# faulkner ultra Roll-up awning



## rzig303 (Sep 27, 2003)

I have a ~20' awning(Faulkner Ultra) for a 1988 Sunline trailer and it appears to no longer have enough tension to roll up anymore.  I can still hand roll it into it's upright stored position but it won't do it on it's own.
The arms are in good condition and the fabric is only a couple years old.   
The operating instructions don't provide any help with restoring tension. 
Any ideas?


----------



## sp (Oct 4, 2003)

faulkner ultra Roll-up awning

Hey rzig,

Climb up on your ladder and pull the bolt that runs thru the upper arm and into the tension winding cap. Hold the cap tight, lift it up and rotate it in the direction of the arrow about 7-8 times. Put it back it and rebolt. Now do the same thing on the other arm and then test it. If it still doesn't roll well, repeat steps but only wind a couple at a time.

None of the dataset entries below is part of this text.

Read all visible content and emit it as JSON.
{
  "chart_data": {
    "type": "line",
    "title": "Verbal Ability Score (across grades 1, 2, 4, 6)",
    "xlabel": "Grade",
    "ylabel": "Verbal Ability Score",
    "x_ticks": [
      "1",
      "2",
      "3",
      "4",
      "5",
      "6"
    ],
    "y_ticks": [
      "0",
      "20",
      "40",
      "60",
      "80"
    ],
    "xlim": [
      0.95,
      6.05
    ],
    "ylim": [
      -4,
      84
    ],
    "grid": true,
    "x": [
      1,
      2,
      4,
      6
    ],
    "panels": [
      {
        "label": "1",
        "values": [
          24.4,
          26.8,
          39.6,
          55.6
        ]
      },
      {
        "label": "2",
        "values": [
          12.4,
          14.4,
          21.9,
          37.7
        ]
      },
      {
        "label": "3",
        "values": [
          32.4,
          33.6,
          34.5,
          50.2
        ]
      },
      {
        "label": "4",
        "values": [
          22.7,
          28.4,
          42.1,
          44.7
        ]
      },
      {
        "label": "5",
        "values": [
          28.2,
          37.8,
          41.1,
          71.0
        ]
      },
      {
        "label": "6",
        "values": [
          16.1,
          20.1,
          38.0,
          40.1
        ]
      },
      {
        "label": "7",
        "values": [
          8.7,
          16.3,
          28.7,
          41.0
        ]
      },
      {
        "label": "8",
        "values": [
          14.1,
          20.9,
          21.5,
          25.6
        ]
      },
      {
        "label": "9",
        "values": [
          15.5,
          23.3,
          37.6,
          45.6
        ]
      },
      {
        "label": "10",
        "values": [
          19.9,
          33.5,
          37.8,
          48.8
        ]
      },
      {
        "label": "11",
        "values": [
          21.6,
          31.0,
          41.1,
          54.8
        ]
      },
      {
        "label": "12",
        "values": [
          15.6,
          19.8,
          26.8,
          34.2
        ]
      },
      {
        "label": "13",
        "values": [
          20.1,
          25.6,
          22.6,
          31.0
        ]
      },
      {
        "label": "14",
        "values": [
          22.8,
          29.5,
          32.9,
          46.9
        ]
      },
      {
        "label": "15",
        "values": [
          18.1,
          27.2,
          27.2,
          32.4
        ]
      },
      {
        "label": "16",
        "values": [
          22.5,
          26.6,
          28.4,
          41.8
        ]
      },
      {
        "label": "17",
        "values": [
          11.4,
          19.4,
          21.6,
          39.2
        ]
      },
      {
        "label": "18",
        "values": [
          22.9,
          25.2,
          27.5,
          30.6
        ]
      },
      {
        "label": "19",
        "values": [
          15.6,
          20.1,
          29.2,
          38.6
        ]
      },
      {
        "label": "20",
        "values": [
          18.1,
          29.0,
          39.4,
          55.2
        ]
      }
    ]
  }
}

Again, hold on tight!!    

Let us know how you do.
sp  :bleh:


----------



## pinewoodpete (Oct 5, 2009)

RE: faulkner ultra Roll-up awning

Hello You are one step ahead of me (Actually several) .  I have just purchased a 1989 Toyota C Class which has a Faulkner Ultra Roll Up Awning - I don't think the previous owner ever used it and I don't have any instructions so I don't really know where to start.  Don't suppose you have a computer copy of the instructions do you?  TIA

Pinewoodpete  :question:


----------



## Grandview Trailer Sa (Oct 7, 2009)

Re: faulkner ultra Roll-up awning

rzig303, 
I suspect your springs are broken..at least one is.  Yesterday we had a Faulkner awning in the shop doing what yours is.  One spring was broken...luckly it was near the end of the spring and I was able to reattatch the shortened version on the end cap and saved it.  If it breaks again, we will have to throw it away.  Faulkner is out of business and parts are getting very hard to find.


----------